ESİR -8-
Prof. Dr. Harun ÖĞMÜŞ harunogmus@gmail.com
(Yaşanmış bir hâdiseden ilham alınarak yazılmıştır.)
(Hulâsa: Birinci Cihan Harbi’nde Filistin cephesinde İngilizlere esir düşen Konyalı Hasan, esir kampından kaçarak memleketine doğru korku ve kâbus dolu bir yolculuğa girer. Yolda bir Arap köyünde caminin imamına misafir olur. İmam, damadı olup o köyde kalmasını teklif eder. Hasan bu teklifi nezâketle reddedip tren istasyonuna gitmek üzere köyden ayrılır. İstasyona varıp bekler, trene binerek yola koyulur.)
Bir sonraki günün sabahında Konya’ya indi.
Bunun gerçek olduğuna inanamıyordu. Bir rüya olmasındı? Ama rüyanın iyisi olur muydu ki?
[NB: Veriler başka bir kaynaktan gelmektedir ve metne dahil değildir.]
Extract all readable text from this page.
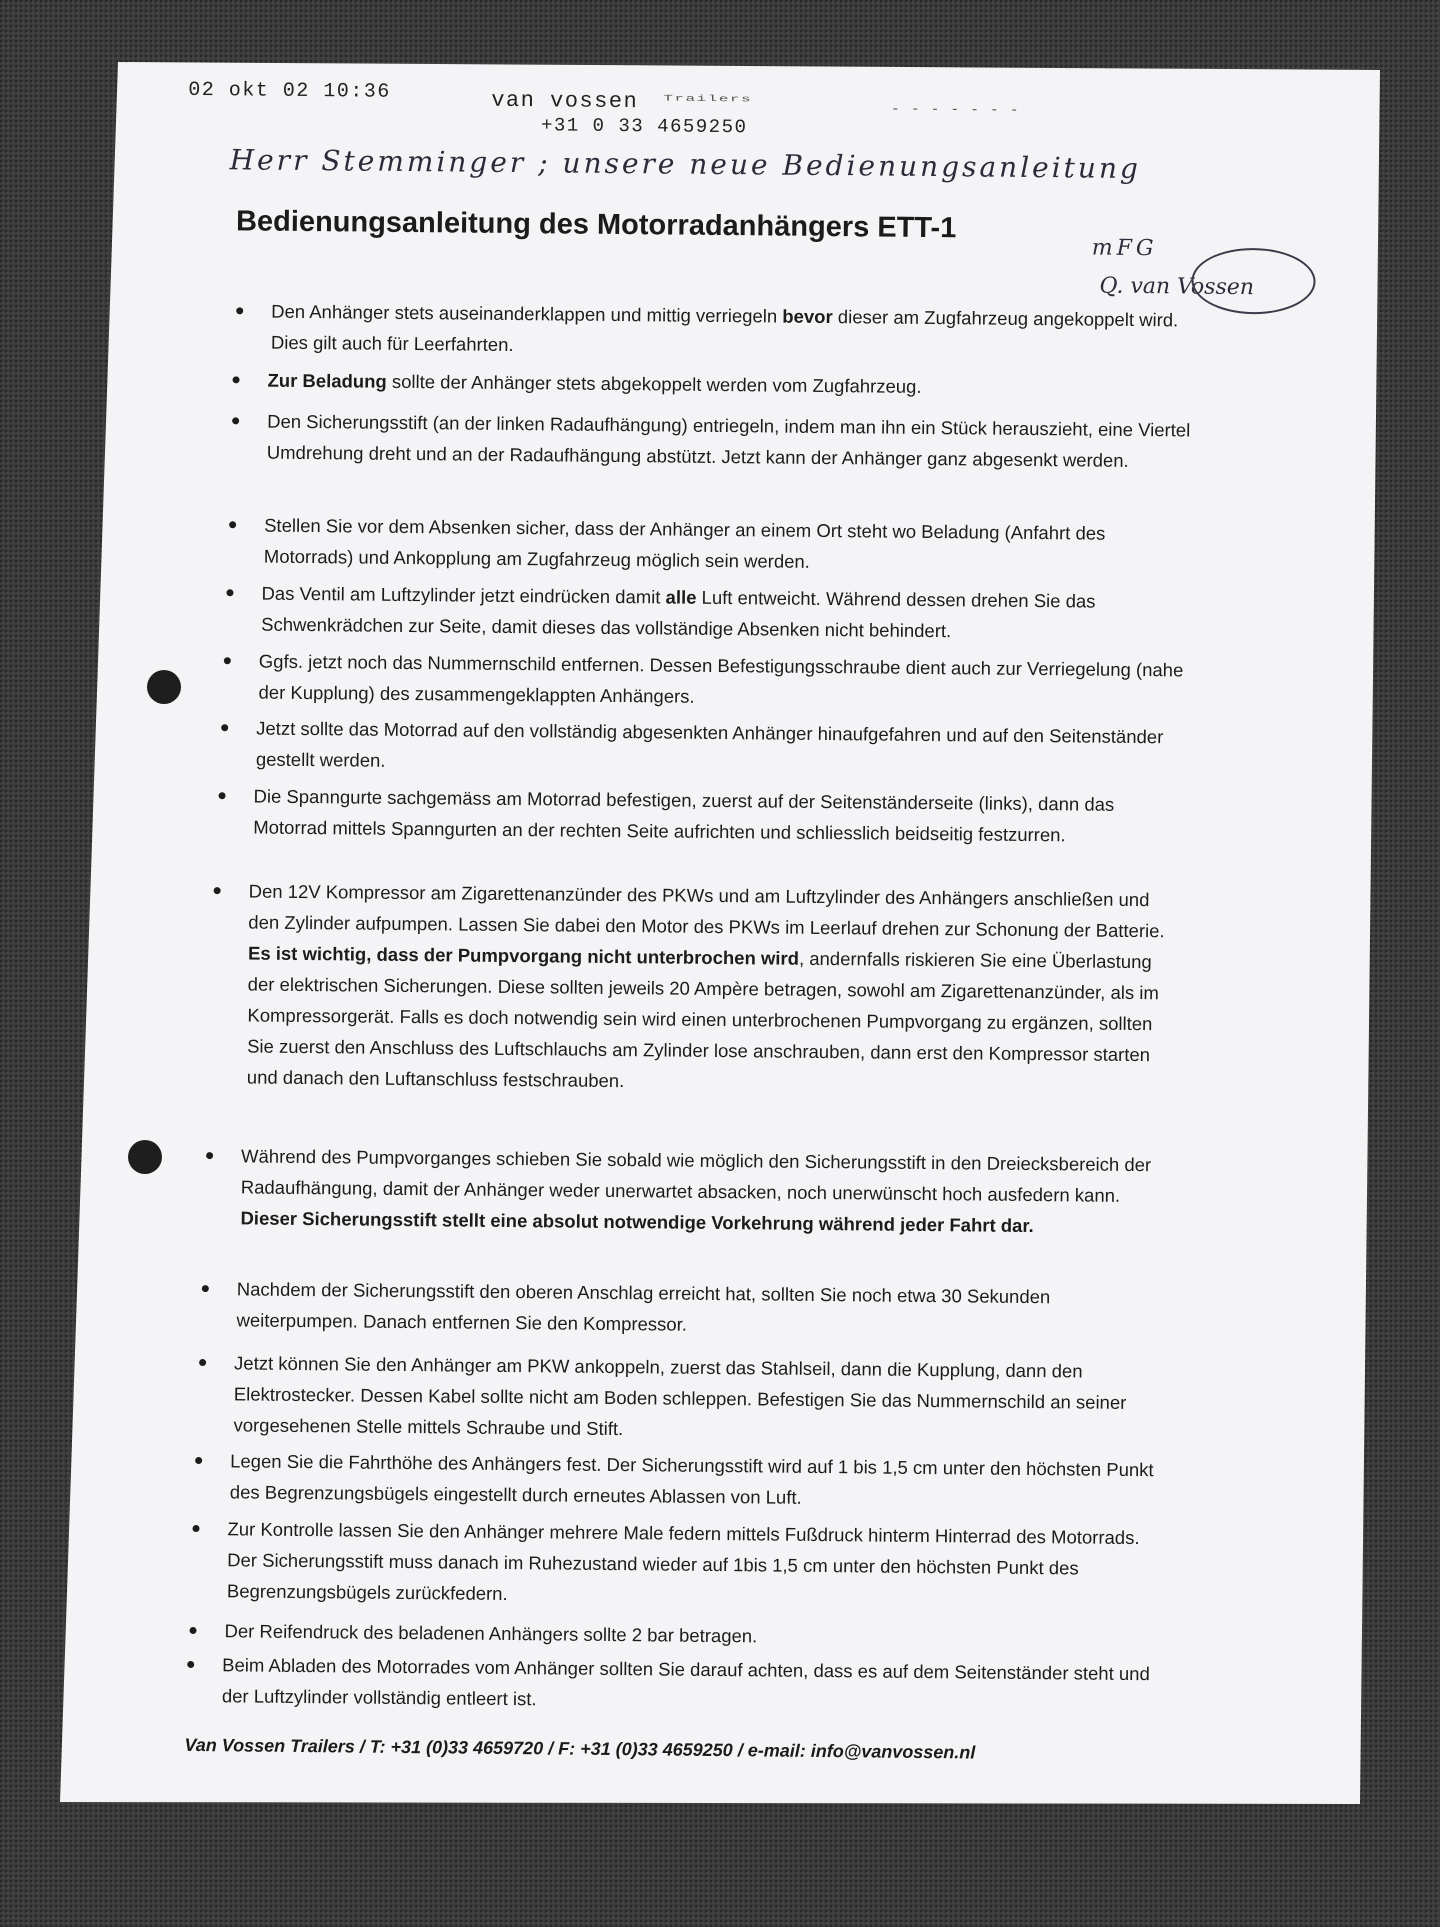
02 okt 02 10:36	van vossen Trailers
+31 0 33 4659250
- - - - - - -
Herr Stemminger ; unsere neue Bedienungsanleitung
mFG
Q. van Vossen
Bedienungsanleitung des Motorradanhängers ETT-1
Den Anhänger stets auseinanderklappen und mittig verriegeln bevor dieser am Zugfahrzeug angekoppelt wird. Dies gilt auch für Leerfahrten.
Zur Beladung sollte der Anhänger stets abgekoppelt werden vom Zugfahrzeug.
Den Sicherungsstift (an der linken Radaufhängung) entriegeln, indem man ihn ein Stück herauszieht, eine Viertel Umdrehung dreht und an der Radaufhängung abstützt. Jetzt kann der Anhänger ganz abgesenkt werden.
Stellen Sie vor dem Absenken sicher, dass der Anhänger an einem Ort steht wo Beladung (Anfahrt des Motorrads) und Ankopplung am Zugfahrzeug möglich sein werden.
Das Ventil am Luftzylinder jetzt eindrücken damit alle Luft entweicht. Während dessen drehen Sie das Schwenkrädchen zur Seite, damit dieses das vollständige Absenken nicht behindert.
Ggfs. jetzt noch das Nummernschild entfernen. Dessen Befestigungsschraube dient auch zur Verriegelung (nahe der Kupplung) des zusammengeklappten Anhängers.
Jetzt sollte das Motorrad auf den vollständig abgesenkten Anhänger hinaufgefahren und auf den Seitenständer gestellt werden.
Die Spanngurte sachgemäss am Motorrad befestigen, zuerst auf der Seitenständerseite (links), dann das Motorrad mittels Spanngurten an der rechten Seite aufrichten und schliesslich beidseitig festzurren.
Den 12V Kompressor am Zigarettenanzünder des PKWs und am Luftzylinder des Anhängers anschließen und den Zylinder aufpumpen. Lassen Sie dabei den Motor des PKWs im Leerlauf drehen zur Schonung der Batterie. Es ist wichtig, dass der Pumpvorgang nicht unterbrochen wird, andernfalls riskieren Sie eine Überlastung der elektrischen Sicherungen. Diese sollten jeweils 20 Ampère betragen, sowohl am Zigarettenanzünder, als im Kompressorgerät. Falls es doch notwendig sein wird einen unterbrochenen Pumpvorgang zu ergänzen, sollten Sie zuerst den Anschluss des Luftschlauchs am Zylinder lose anschrauben, dann erst den Kompressor starten und danach den Luftanschluss festschrauben.
Während des Pumpvorganges schieben Sie sobald wie möglich den Sicherungsstift in den Dreiecksbereich der Radaufhängung, damit der Anhänger weder unerwartet absacken, noch unerwünscht hoch ausfedern kann. Dieser Sicherungsstift stellt eine absolut notwendige Vorkehrung während jeder Fahrt dar.
Nachdem der Sicherungsstift den oberen Anschlag erreicht hat, sollten Sie noch etwa 30 Sekunden weiterpumpen. Danach entfernen Sie den Kompressor.
Jetzt können Sie den Anhänger am PKW ankoppeln, zuerst das Stahlseil, dann die Kupplung, dann den Elektrostecker. Dessen Kabel sollte nicht am Boden schleppen. Befestigen Sie das Nummernschild an seiner vorgesehenen Stelle mittels Schraube und Stift.
Legen Sie die Fahrthöhe des Anhängers fest. Der Sicherungsstift wird auf 1 bis 1,5 cm unter den höchsten Punkt des Begrenzungsbügels eingestellt durch erneutes Ablassen von Luft.
Zur Kontrolle lassen Sie den Anhänger mehrere Male federn mittels Fußdruck hinterm Hinterrad des Motorrads. Der Sicherungsstift muss danach im Ruhezustand wieder auf 1bis 1,5 cm unter den höchsten Punkt des Begrenzungsbügels zurückfedern.
Der Reifendruck des beladenen Anhängers sollte 2 bar betragen.
Beim Abladen des Motorrades vom Anhänger sollten Sie darauf achten, dass es auf dem Seitenständer steht und der Luftzylinder vollständig entleert ist.
Van Vossen Trailers / T: +31 (0)33 4659720 / F: +31 (0)33 4659250 / e-mail: info@vanvossen.nl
Domuz sürüsünü bıraktığı ormandan ayrıldıktan sonra uyurken gördüğü tek rüya; pişkin suratlı ve müfrezesiyle, ağaçlıkta cesedini bıraktığı bedevînin öç almak isteyen akrabalarıydı. Onlar treni bile takip edip kaç sefer durdurmuşlardı.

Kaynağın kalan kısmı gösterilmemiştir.